Indy Dibongue : Je me dis que nous ne venons pas au monde pour faire les mêmes choses. Je crois que chaque humain vient au monde pour accomplir un certain degré de création. Certains ont un don, d'autres sont initiés, d'autres imitent, d'autres encore y arrivent par désir d'accomplir ce quelque chose de particulier. C'est la beauté de notre monde, cette diversité. Je pense que les musiques contemporaines ont droit d'exister, en Occident, ils ont créé ces musiques alors que je considère qu'ils n'avaient pas de don naturel.

D'un autre côté, la culture africaine est depuis toujours liée à la musique. On ne pratique pas la musique par mimétisme en Afrique.

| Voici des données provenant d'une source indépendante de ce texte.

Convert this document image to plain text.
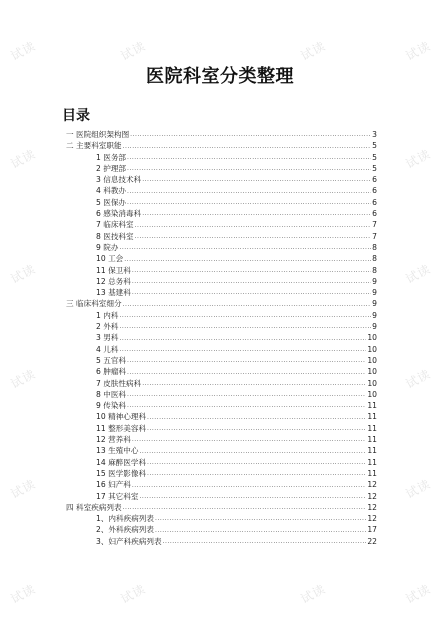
试读	试读	试读	试读
试读	试读
试读	试读
试读	试读
试读	试读
试读	试读	试读	试读
医院科室分类整理
目录
一 医院组织架构图 .....	3
二 主要科室职能 .....	5
1 医务部 .....	5
2 护理部 .....	5
3 信息技术科 .....	6
4 科教办 .....	6
5 医保办 .....	6
6 感染消毒科 .....	6
7 临床科室 .....	7
8 医技科室 .....	7
9 院办 .....	8
10 工会 .....	8
11 保卫科 .....	8
12 总务科 .....	9
13 基建科 .....	9
三 临床科室细分 .....	9
1 内科 .....	9
2 外科 .....	9
3 男科 .....	10
4 儿科 .....	10
5 五官科 .....	10
6 肿瘤科 .....	10
7 皮肤性病科 .....	10
8 中医科 .....	10
9 传染科 .....	11
10 精神心理科 .....	11
11 整形美容科 .....	11
12 营养科 .....	11
13 生殖中心 .....	11
14 麻醉医学科 .....	11
15 医学影像科 .....	11
16 妇产科 .....	12
17 其它科室 .....	12
四 科室疾病列表 .....	12
1、内科疾病列表 .....	12
2、外科疾病列表 .....	17
3、妇产科疾病列表 .....	22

Tout s'accompagne de musique.

Vous voulez dire que, pour vous, c'est possible que les deux coexistent ?

Indy Dibongue : (Réfléchit) Oui, c'est possible. C'est juste que ceux qui se reconnaissent dans une branche l'acceptent. Nous ne pouvons pas tous faire la même chose, il faut que chacun fasse un choix. Parce qu'aujourd'hui il y a des gens très talentueux, mais qui courent après le succès, qui partent sans avoir laisser quelque chose dans l'histoire, alors qu'ils auraient pu.

Remerciements chaleureux à Indy Dibongue et Jean Dibokwè.

Crédit photo : Alain Ngann. 

Crédit illustration : Noam Dibongue.

Zoom

L'omniprésence de la guitare

Vous en parliez déjà, la guitare est centrale dans l'album et dans votre carrière. Quelle place accordez-vous à cet instrument ?

Indy Dibongue : Je ne dis pas que je suis guitariste ni ne me considère pas comme tel. J'ai toujours dit que je joue de la guitare. Pour moi, c'est un moyen d'expression. A ceux qui me cherchent comme guitariste je dis toujours que je ne le suis pas. La seule personne avec laquelle j'ai travaillé et avec laquelle je suis devenu artiste, c'est Tony Allen.

Aujourd'hui, même quand on écoute ses albums, on entend cette omniprésence de la guitare. Quand je livre une performance, le public sait tout de suite identifier que c'est ma musique grâce à cette identité avec le son de la guitare, quelle que soit la musique que je joue.